According to journalist Jean Noli, in his book Édith (Éditions Stock 1973), when Dumont and Vaucaire visited Piaf's home at Boulevard Lannes in Paris on 24 October 1960, she received them in a very impolite and unfriendly manner. Dumont had several times tried to offer Piaf his compositions, but she disliked them and had refused them – the standard was too low, according to her. On that day she was furious that her housekeeper Danielle had arranged a meeting with the two men without informing her. So she let them wait an hour in her living room before she appeared. "As you can see I am extremely tired", she said to them, very irritated. "Hurry up, only one song! Quick to the piano, go ahead!" she commanded. Nervous and perspiring, Dumont sang the song in a low voice. When he finished there was a big silence, as they waited for Piaf's verdict. "Will you sing it again?" asked Piaf in a sharp voice. When he was hardly halfway through, she interrupted him. "Formidable! [Fantastic!]" she exclaimed. "Formidable. This is the song I have been waiting for. It will be my biggest success! I want it for my coming performance at L'Olympia!" Vaucaire, delighted, replied, "Of course, Édith, the song is yours".

Piaf dedicated her recording of the song to the French Foreign Legion. At the time of the recording, France was engaged in a military conflict, the Algerian War (1954–1962), and the 1st Foreign Parachute Regiment—which backed the failed 1961 putsch against president Charles de Gaulle and the civilian leadership of Algeria—adopted the song when their resistance was broken. The leadership of the Regiment was arrested and tried but the non-commissioned officers, corporals and Legionnaires were assigned to other Foreign Legion formations. They left the barracks singing the song, which has now become part of the French Foreign Legion heritage and is sung when they are on parade.

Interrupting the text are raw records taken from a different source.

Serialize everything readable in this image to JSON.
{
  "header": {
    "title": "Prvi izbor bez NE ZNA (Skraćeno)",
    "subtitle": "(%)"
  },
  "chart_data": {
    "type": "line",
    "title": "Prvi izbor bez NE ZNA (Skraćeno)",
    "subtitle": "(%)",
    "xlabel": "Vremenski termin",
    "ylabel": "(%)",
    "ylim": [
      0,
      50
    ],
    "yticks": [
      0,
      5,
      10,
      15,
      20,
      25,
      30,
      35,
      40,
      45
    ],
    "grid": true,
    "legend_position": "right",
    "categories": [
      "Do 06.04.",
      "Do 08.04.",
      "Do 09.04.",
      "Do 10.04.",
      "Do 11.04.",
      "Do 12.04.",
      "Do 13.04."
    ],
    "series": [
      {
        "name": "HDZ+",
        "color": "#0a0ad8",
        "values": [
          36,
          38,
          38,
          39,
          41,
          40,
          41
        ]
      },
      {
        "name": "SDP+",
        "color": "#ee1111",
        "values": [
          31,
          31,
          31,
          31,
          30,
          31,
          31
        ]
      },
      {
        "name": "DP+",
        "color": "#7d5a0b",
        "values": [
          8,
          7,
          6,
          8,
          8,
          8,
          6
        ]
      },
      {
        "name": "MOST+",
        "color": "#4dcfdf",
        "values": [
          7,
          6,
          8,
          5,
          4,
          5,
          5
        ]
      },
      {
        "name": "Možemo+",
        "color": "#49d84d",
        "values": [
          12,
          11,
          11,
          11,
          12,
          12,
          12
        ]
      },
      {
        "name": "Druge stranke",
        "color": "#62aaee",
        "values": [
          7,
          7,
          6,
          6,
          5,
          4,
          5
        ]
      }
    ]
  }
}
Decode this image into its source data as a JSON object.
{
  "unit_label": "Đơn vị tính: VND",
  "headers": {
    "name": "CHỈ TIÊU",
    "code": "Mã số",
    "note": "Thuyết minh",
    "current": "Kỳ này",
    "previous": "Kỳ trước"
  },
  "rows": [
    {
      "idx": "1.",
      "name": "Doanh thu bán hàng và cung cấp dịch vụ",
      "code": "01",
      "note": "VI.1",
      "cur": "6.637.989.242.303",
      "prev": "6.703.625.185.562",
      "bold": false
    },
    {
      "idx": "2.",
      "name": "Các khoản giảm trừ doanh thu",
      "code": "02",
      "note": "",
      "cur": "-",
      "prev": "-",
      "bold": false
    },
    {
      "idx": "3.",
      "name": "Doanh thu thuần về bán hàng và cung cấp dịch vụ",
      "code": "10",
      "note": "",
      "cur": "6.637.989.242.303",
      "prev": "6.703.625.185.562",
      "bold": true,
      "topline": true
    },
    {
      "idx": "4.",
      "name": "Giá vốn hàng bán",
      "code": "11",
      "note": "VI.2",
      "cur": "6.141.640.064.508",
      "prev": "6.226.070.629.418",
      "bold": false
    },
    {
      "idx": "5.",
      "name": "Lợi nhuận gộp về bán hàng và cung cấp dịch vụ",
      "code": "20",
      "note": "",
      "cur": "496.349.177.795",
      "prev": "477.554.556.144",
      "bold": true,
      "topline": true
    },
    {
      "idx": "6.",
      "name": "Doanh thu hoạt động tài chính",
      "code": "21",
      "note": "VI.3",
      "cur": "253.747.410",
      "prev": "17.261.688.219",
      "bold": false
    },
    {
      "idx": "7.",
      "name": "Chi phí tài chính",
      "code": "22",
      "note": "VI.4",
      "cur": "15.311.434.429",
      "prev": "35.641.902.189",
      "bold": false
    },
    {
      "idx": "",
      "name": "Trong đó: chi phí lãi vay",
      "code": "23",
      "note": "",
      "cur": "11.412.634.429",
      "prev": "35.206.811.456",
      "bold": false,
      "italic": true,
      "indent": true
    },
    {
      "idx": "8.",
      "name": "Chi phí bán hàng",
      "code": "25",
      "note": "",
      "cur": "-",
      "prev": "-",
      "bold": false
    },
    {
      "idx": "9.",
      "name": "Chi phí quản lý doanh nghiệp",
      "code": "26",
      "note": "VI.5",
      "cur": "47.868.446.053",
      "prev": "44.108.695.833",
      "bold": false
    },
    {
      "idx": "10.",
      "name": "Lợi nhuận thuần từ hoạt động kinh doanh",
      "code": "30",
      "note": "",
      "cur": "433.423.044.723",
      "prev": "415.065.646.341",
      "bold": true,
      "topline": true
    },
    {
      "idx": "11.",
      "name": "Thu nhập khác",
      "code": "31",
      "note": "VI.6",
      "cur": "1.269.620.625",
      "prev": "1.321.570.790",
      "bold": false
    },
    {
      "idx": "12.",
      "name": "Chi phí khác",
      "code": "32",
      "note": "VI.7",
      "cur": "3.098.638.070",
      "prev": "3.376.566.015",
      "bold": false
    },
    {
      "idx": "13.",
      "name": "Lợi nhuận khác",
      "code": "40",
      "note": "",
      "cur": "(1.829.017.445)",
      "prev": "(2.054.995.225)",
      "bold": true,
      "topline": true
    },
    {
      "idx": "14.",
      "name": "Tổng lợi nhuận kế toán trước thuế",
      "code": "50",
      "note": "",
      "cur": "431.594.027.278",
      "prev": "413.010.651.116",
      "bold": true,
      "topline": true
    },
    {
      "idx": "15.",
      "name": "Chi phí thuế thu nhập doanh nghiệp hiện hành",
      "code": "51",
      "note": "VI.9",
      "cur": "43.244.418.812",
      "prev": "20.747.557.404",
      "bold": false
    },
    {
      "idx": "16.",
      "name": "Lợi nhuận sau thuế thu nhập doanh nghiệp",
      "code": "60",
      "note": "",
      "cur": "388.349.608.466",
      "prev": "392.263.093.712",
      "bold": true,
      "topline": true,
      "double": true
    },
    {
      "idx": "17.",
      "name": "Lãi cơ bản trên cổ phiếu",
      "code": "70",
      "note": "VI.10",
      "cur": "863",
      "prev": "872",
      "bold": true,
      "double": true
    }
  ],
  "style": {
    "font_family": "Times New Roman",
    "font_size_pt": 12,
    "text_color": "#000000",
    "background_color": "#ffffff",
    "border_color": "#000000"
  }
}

Vaucaire and Dumont wrote a song about the Berlin Wall, which had just gone up, called Le mur, intended for Piaf. After she died, they heard Barbra Streisand wanted it for an album of French-based songs, and the story is they refused to let any French performers sing it until after Streisand's decision and performance. In 1966 Barbra Streisand released her 8th album, Je m'appelle Barbra, with Le mur on it, sung all in French. Most of the songs on the Je m'appelle Barbra album were conducted by Michel Legrand, the first time Streisand and Legrand worked together. Later, an American lyricist, Earl Shuman, wrote an English-language version titled "I've Been Here." That song, though is not a translation of Le mur but a completely different song that just uses Dumont's Bolero-style music. "I've Been Here" was recorded separately and was on the "B" side of a 45 rpm., with "Free Again" on the "A" side The label cites Shuman, Vaucaire and Dumont as the authors/composers, although Vaucaire had nothing to do with this version.

Michel Vaucaire was the husband of Genevieve Collin, better known under the name of Cora Vaucaire, “the white lady of Saint-Germain-of-Meadows”.